Is there a long tracking shot? Must be Scorsese. How about a blue sun flare? That’s Spielberg. A car trunk shot? Thanks Tarantino.

A man in drag as a pistol-packing grandmother? Well that would be Tyler Perry. His trademark isn’t as auspicious as, say, John Woo’s slow motion doves, but what Tyler’s movies lack stylistically they generally make up in box office success.

This weekend’s Good Deeds isn’t likely to make Tyler’s name synonymous with auteur, but when Forbes calls you the highest paid man in entertainment — he took home $130 million between May 2010 and 2011 — no other title really matters.

But what if you’ve never seen a Tyler Perry movie? For the uninitiated, here’s a checklist of how to spot a Perry film:

1. Is there a character named Mabel (Madea) Simmons?
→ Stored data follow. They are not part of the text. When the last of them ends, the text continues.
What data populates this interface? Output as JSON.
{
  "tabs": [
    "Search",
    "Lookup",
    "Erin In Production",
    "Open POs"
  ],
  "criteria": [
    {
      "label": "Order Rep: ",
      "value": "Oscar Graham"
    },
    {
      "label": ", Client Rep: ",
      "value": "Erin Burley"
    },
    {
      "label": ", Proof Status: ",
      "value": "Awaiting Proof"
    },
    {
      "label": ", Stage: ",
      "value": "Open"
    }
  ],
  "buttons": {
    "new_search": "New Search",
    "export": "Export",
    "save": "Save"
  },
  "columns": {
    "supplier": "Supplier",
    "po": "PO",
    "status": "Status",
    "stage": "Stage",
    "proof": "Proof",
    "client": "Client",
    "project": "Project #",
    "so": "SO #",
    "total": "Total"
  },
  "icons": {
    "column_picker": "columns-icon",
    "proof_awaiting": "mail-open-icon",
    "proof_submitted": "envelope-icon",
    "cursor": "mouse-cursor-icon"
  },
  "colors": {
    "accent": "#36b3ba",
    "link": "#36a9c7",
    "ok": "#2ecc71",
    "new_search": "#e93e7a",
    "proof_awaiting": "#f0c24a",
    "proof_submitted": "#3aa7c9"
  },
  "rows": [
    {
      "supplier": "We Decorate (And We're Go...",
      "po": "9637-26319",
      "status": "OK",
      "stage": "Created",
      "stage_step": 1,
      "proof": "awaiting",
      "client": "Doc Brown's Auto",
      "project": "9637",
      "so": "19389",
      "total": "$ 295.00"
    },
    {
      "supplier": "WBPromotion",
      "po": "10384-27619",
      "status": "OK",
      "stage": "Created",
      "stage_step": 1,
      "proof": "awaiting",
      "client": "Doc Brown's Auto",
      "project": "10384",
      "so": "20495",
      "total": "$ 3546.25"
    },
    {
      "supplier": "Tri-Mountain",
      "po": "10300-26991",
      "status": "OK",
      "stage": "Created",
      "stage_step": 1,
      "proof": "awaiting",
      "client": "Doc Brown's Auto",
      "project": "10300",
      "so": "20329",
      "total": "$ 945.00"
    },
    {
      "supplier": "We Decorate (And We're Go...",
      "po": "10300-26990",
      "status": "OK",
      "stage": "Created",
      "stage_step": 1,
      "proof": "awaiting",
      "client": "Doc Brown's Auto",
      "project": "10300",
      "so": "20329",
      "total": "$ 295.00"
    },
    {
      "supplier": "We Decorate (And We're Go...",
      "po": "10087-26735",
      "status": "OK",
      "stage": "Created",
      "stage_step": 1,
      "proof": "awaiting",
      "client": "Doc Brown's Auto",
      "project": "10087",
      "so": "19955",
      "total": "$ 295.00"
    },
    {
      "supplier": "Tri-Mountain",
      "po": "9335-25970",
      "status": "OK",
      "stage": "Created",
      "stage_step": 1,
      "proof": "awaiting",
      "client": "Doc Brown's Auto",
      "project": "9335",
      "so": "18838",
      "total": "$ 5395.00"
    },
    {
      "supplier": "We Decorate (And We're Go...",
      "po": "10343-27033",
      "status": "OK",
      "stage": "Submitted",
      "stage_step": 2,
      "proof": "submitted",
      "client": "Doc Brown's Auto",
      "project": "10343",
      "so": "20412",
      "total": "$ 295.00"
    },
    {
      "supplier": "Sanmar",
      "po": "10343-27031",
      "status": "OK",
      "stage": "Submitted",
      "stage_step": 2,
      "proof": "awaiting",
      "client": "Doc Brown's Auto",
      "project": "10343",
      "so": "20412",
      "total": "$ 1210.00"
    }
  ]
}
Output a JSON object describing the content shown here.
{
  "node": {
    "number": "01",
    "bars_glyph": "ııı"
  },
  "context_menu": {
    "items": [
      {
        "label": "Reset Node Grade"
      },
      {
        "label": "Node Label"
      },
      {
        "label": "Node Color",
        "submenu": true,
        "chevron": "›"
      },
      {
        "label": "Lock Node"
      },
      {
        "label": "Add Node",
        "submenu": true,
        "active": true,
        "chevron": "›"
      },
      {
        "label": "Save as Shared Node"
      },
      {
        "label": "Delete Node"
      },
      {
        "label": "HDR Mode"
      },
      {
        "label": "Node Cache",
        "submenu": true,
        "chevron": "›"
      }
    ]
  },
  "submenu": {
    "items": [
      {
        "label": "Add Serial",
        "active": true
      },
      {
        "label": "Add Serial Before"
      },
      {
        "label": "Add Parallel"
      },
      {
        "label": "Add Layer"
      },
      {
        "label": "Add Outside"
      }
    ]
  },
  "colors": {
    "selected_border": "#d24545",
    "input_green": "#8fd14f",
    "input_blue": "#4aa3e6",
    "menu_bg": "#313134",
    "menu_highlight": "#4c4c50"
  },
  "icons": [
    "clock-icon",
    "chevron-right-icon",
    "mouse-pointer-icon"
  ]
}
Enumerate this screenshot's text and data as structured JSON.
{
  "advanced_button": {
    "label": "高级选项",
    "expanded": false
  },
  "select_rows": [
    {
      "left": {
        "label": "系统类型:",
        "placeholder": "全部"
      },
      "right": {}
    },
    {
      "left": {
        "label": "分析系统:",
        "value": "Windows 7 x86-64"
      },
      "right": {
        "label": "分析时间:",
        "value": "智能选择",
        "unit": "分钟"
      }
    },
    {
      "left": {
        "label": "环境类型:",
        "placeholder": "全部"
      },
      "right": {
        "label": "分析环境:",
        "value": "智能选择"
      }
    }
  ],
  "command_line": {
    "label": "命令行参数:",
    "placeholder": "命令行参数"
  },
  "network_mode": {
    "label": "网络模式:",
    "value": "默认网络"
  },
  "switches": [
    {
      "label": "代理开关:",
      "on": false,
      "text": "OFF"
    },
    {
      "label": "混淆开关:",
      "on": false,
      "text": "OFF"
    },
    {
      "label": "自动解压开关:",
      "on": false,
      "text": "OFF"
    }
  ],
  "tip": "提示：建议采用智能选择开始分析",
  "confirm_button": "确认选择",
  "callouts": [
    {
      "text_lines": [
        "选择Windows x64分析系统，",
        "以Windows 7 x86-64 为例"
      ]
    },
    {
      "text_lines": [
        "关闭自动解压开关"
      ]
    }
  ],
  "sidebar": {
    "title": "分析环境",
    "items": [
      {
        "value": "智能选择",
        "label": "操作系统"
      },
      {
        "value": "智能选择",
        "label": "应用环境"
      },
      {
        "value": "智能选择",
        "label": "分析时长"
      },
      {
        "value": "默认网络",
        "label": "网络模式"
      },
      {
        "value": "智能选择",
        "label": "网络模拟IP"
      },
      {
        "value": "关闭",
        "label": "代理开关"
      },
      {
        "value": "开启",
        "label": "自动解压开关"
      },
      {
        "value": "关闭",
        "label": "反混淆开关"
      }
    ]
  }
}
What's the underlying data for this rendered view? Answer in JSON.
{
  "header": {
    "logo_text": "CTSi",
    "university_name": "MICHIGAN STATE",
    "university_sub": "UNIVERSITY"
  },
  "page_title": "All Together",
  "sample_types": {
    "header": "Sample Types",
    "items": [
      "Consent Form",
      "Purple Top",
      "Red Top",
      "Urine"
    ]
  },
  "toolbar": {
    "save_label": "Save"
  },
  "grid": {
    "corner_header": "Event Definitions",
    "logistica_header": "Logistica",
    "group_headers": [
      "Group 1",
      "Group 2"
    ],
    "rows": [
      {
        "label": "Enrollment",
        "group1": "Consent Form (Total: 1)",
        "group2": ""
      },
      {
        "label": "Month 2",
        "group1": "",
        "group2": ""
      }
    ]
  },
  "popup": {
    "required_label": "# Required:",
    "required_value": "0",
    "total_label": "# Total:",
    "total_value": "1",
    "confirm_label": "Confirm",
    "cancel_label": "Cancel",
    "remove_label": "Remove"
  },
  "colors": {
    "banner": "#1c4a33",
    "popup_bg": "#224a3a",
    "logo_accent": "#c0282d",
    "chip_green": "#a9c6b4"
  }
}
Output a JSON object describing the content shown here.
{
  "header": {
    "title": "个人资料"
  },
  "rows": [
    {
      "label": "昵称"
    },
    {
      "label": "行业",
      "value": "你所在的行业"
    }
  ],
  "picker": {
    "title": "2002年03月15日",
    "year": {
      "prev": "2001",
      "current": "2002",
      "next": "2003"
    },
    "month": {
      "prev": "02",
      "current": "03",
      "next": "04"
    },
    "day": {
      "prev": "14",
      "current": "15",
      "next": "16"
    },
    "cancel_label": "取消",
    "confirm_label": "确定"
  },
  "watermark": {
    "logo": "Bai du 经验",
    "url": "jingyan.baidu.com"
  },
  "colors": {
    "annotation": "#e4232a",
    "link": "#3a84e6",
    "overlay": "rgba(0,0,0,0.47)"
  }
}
She is the cornerstone on which Perry built his empire.

Perry has played the argumentative character in dozens of productions on stage, TV and in movies like Madea Goes to Jail.

Entertainment Weekly put the character on its end-of-the-decade “best-of” list saying, “Tyler Perry’s Madea is the profane, gun-toting granny you never had but (maybe) wish you did.”

Weird accent — she says things like, “Halleluyer! Praise da lort!” — and bad behaviour aside, Madea is usually used to teach a lesson.

2.   Is the story melodramatic, up-lifting and/or redemptive?

While none of those traits are exclusive to Perry’s films, he manages to highlight the melodramatic aspects of his stories in ways not usually seen outside of The Young and the Restless.

As for uplift and redemption, Perry’s deeply held religious beliefs bleed into his films and plots, which frequently reference Christian values.

“I don’t want to do movies just to do movies,” he says. “I want to do movies that inspire, motivate and change lives.”

3.   Do the critics hate it? If so, it might be a Perry film.

His average Rotten Tomatoes rating clocks in around 50 per cent, and The Times suggests that his movies have “a little something for everyone, as long as you’re not expecting too much.”

Does Perry care? Not so much. “The highbrow. They don’t get it,” he says.

4.   Lastly, and this is the dead give-a-way, most of his films have his name in the title.